19 november 2011

Il n'y a point de génie sans un grain de folie

Aloha snoeperdjes!
Nu ik zo’n twee en een halve maand op Franse bodem heb doorgebracht, is het dringend tijd om mijn gecompliceerde relatie met Rennes eens onder de loep te nemen. In een willekeurige Flair of Libelle, dé twee grote kwaliteitsmagazines, las ik dat wanneer je twijfels hebt over je geliefde, je de plus- en minpuntjes op een rijtje moet zetten en beoordelen welke zijde het meeste doorweegt. Hier komt dus een diepgaande studie van mijn liefdesrelatie met Frankrijk.

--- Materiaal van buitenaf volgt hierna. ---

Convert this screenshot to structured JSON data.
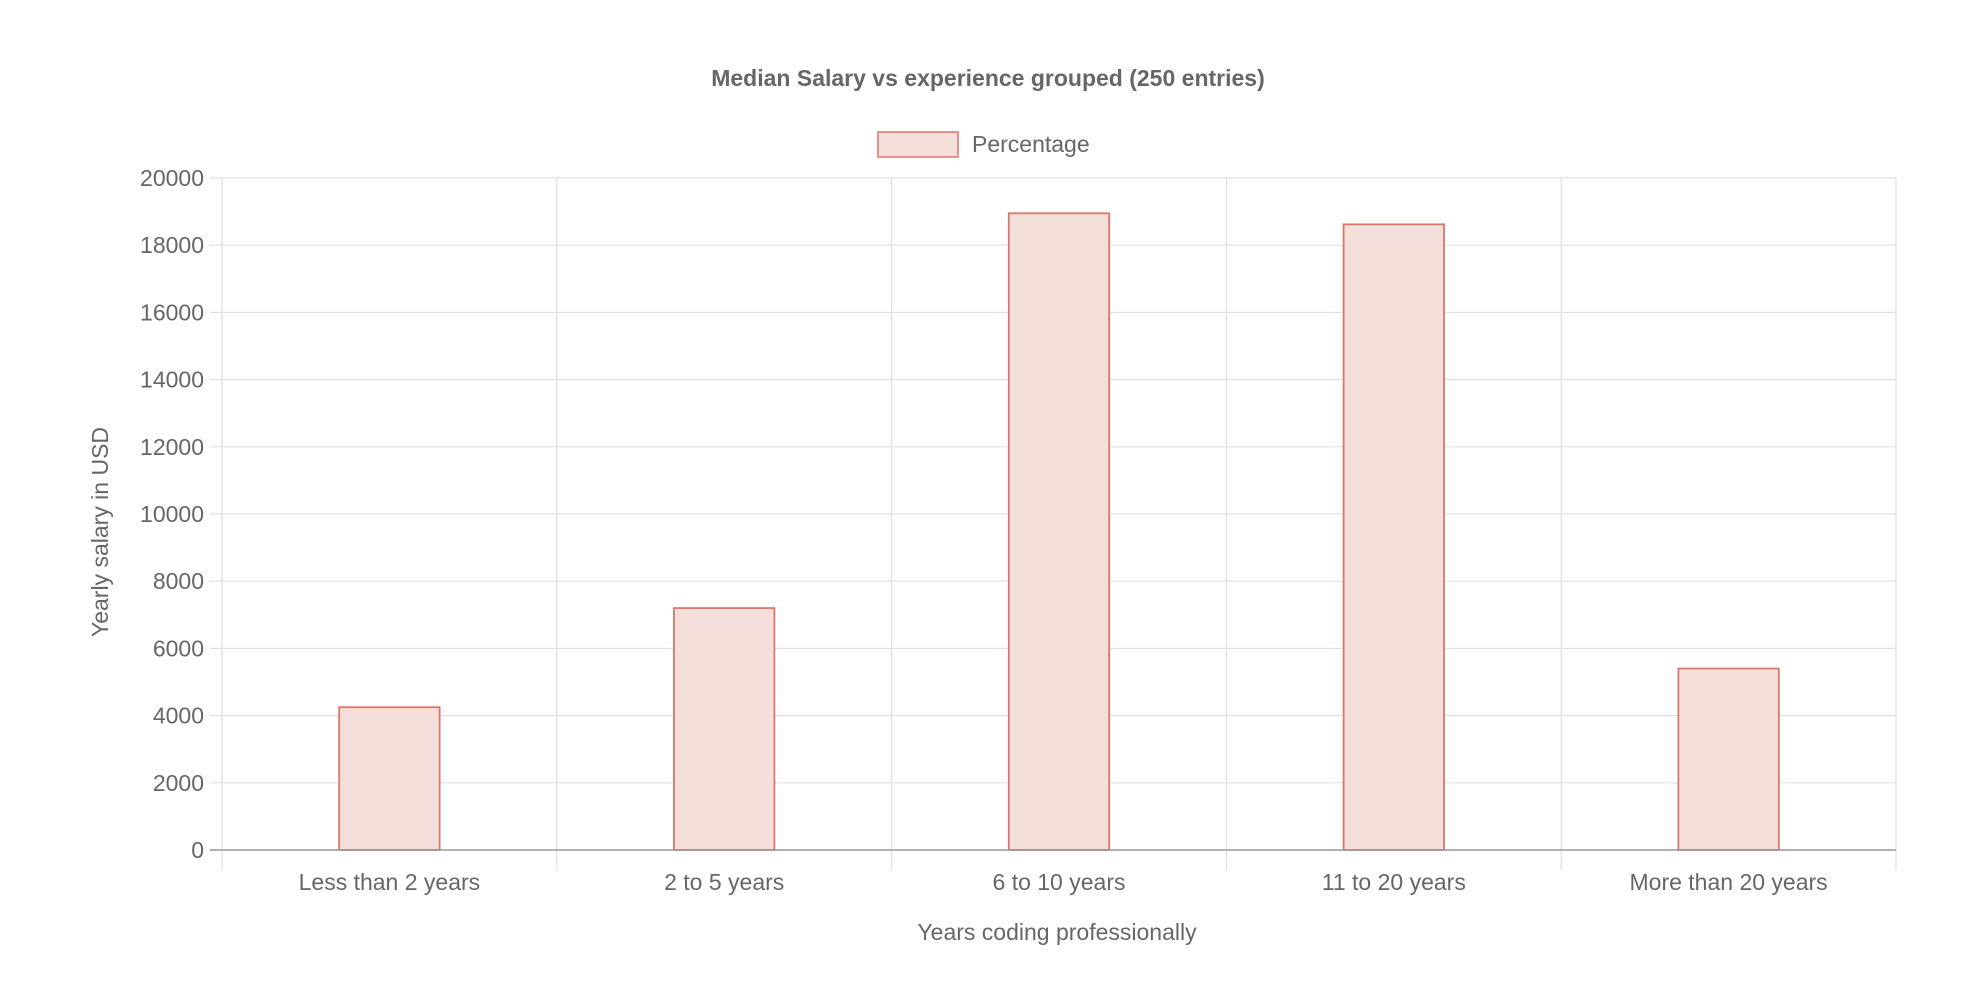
{
  "chart_data": {
    "type": "bar",
    "title": "Median Salary vs experience grouped (250 entries)",
    "xlabel": "Years coding professionally",
    "ylabel": "Yearly salary in USD",
    "categories": [
      "Less than 2 years",
      "2 to 5 years",
      "6 to 10 years",
      "11 to 20 years",
      "More than 20 years"
    ],
    "series": [
      {
        "name": "Percentage",
        "values": [
          4250,
          7200,
          18950,
          18620,
          5400
        ],
        "fill": "#f5dfdb",
        "stroke": "#d9776a"
      }
    ],
    "ylim": [
      0,
      20000
    ],
    "yticks": [
      "0",
      "2000",
      "4000",
      "6000",
      "8000",
      "10000",
      "12000",
      "14000",
      "16000",
      "18000",
      "20000"
    ],
    "grid": true,
    "legend_position": "top"
  },
  "colors": {
    "text": "#666666",
    "grid": "#e0e0e0",
    "axis": "#999999"
  }
}
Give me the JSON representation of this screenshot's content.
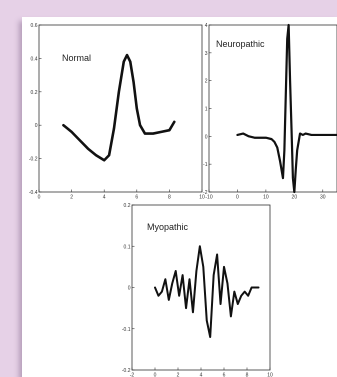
{
  "chart_data": [
    {
      "type": "line",
      "title": "Normal",
      "xlim": [
        0,
        10
      ],
      "ylim": [
        -0.4,
        0.6
      ],
      "xticks": [
        "0",
        "2",
        "4",
        "6",
        "8",
        "10"
      ],
      "yticks": [
        "-0.4",
        "-0.2",
        "0",
        "0.2",
        "0.4",
        "0.6"
      ],
      "series": [
        {
          "x": [
            1.5,
            2.0,
            2.5,
            3.0,
            3.5,
            4.0,
            4.3,
            4.6,
            4.9,
            5.2,
            5.4,
            5.6,
            5.8,
            6.0,
            6.2,
            6.5,
            7.0,
            7.5,
            8.0,
            8.3
          ],
          "y": [
            0.0,
            -0.04,
            -0.09,
            -0.14,
            -0.18,
            -0.21,
            -0.18,
            -0.02,
            0.2,
            0.38,
            0.42,
            0.38,
            0.26,
            0.1,
            0.0,
            -0.05,
            -0.05,
            -0.04,
            -0.03,
            0.02
          ]
        }
      ]
    },
    {
      "type": "line",
      "title": "Neuropathic",
      "xlim": [
        -10,
        35
      ],
      "ylim": [
        -2,
        4
      ],
      "xticks": [
        "-10",
        "0",
        "10",
        "20",
        "30"
      ],
      "yticks": [
        "-2",
        "-1",
        "0",
        "1",
        "2",
        "3",
        "4"
      ],
      "series": [
        {
          "x": [
            0,
            2,
            4,
            6,
            8,
            10,
            12,
            13,
            14,
            15,
            16,
            16.5,
            17,
            17.5,
            18,
            18.5,
            19,
            19.5,
            20,
            20.5,
            21,
            21.5,
            22,
            23,
            24,
            26,
            28,
            30,
            32,
            35
          ],
          "y": [
            0.05,
            0.1,
            0.0,
            -0.05,
            -0.05,
            -0.05,
            -0.1,
            -0.2,
            -0.4,
            -0.9,
            -1.5,
            -0.5,
            1.5,
            3.5,
            4.0,
            2.0,
            0.3,
            -1.5,
            -2.0,
            -1.2,
            -0.5,
            -0.2,
            0.1,
            0.05,
            0.1,
            0.05,
            0.05,
            0.05,
            0.05,
            0.05
          ]
        }
      ]
    },
    {
      "type": "line",
      "title": "Myopathic",
      "xlim": [
        -2,
        10
      ],
      "ylim": [
        -0.2,
        0.2
      ],
      "xticks": [
        "-2",
        "0",
        "2",
        "4",
        "6",
        "8",
        "10"
      ],
      "yticks": [
        "-0.2",
        "-0.1",
        "0",
        "0.1",
        "0.2"
      ],
      "series": [
        {
          "x": [
            0.0,
            0.3,
            0.6,
            0.9,
            1.2,
            1.5,
            1.8,
            2.1,
            2.4,
            2.7,
            3.0,
            3.3,
            3.6,
            3.9,
            4.2,
            4.5,
            4.8,
            5.1,
            5.4,
            5.7,
            6.0,
            6.3,
            6.6,
            6.9,
            7.2,
            7.5,
            7.8,
            8.1,
            8.4,
            8.7,
            9.0
          ],
          "y": [
            0.0,
            -0.02,
            -0.01,
            0.02,
            -0.03,
            0.01,
            0.04,
            -0.02,
            0.03,
            -0.05,
            0.02,
            -0.06,
            0.04,
            0.1,
            0.05,
            -0.08,
            -0.12,
            0.03,
            0.08,
            -0.04,
            0.05,
            0.01,
            -0.07,
            -0.01,
            -0.04,
            -0.02,
            -0.01,
            -0.02,
            0.0,
            0.0,
            0.0
          ]
        }
      ]
    }
  ]
}
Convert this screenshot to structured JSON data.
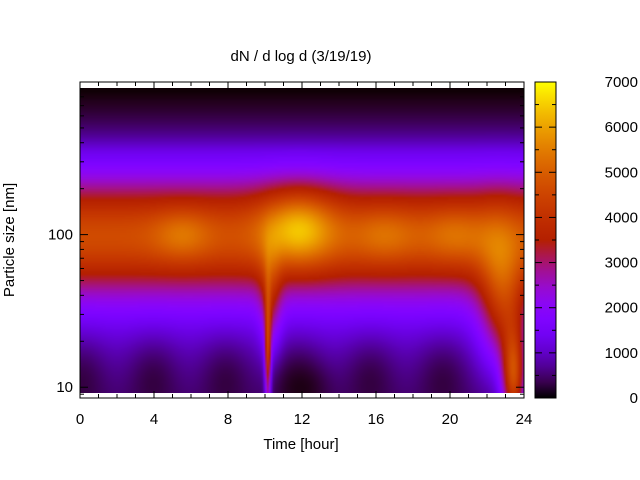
{
  "chart_data": {
    "type": "heatmap",
    "title": "dN / d log d (3/19/19)",
    "xlabel": "Time [hour]",
    "ylabel": "Particle size [nm]",
    "xlim": [
      0,
      24
    ],
    "x_ticks": [
      0,
      4,
      8,
      12,
      16,
      20,
      24
    ],
    "y_scale": "log",
    "ylim": [
      8.5,
      1000
    ],
    "y_ticks": [
      10,
      100
    ],
    "colorbar": {
      "range": [
        0,
        7000
      ],
      "ticks": [
        0,
        1000,
        2000,
        3000,
        4000,
        5000,
        6000,
        7000
      ],
      "palette": "gnuplot"
    },
    "grid": false,
    "hotspots": [
      {
        "time": 0,
        "size": 100,
        "value": 3400
      },
      {
        "time": 5.5,
        "size": 100,
        "value": 4000
      },
      {
        "time": 10.2,
        "size": 12,
        "value": 4200
      },
      {
        "time": 11.8,
        "size": 110,
        "value": 5500
      },
      {
        "time": 16.5,
        "size": 100,
        "value": 4100
      },
      {
        "time": 20.5,
        "size": 100,
        "value": 4100
      },
      {
        "time": 22.6,
        "size": 55,
        "value": 3700
      },
      {
        "time": 23.5,
        "size": 12,
        "value": 5200
      }
    ]
  }
}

Hoho, wat heb ik een hekel aan:
-Op nummer één van mijn lijstje staan ongetwijfeld al de problemen met mijn vakken hier. In het begin van het jaar heeft het me een bloed, zweet en tranen gekost om alles geregeld te krijgen. Uiteindelijk mocht ik de vakken volgen die ik wilde, maar ze hebben mij veel minder studiepunten toegekend dan de studente die vorig jaar in Rennes zat. Maar zelfs daar viel een mouw aan te passen, om dat tekort op te vangen, moest ik drie vakken uit Taal en Letterkunde opnemen. Kant en klare oplossing!
Alleen vond blijkbaar niemand het nodig te vermelden dat er geen examens voor die vakken bestaan. En ja hoor, dat heb ik vorige week pas ontdekt. Oh, wat was ik toen uit het lood geslagen, realiserend dat ik in de aap gelogeerd was! Ik moet dus in december examens gaan afleggen voor vakken die ik nooit heb gevolgd, want anders krijg ik geen punten voor de vakken die ik wél heb gevolgd. En daar komt nog eens bij dat ze per twee vakken er eentje uitpikken om daar het examen van te doen. Dus als ik niet slaag voor een examen, ben ik meteen de studiepunten van twéé vakken kwijt. Da’s dus knudde met een rietje. Waaruit we maar besluiten dat ik in het tweede semester Nederlands Mondeling moet omarmen (mijn absoluut lievelingsvak)! Komt voor de bakker. Bah!

-De herfst is nog volop bezig met de bladeren van de bomen rood en geel te kleuren, maar toch vind ik dat de winter akelig dichtbij komt. Maanden met niets anders dan de dagen die verkorten, de zon die verdwijnt, de bloemen die sterven en dalende temperaturen waardoor ik het hier in Mijn Kast het zo koud heb als een kaalgeschoren schaap. Oh nee, ik kan dan ook geen enkel sympathie opwekken voor mensen die lyrisch beginnen te doen over dit seizoen, één voor één vermorzelen wil ik ze! Nou ja, behalve als het mijn vrienden zijn. Af en toe moet een mens wat toegevingen doen in het leven, zelfs ík kan niet altijd het been stijf houden. Maar toch, als ik op een dag over goddelijke krachten zou beschikken, zou ik het seizoen winter meteen afschaffen, TSJAKAAA.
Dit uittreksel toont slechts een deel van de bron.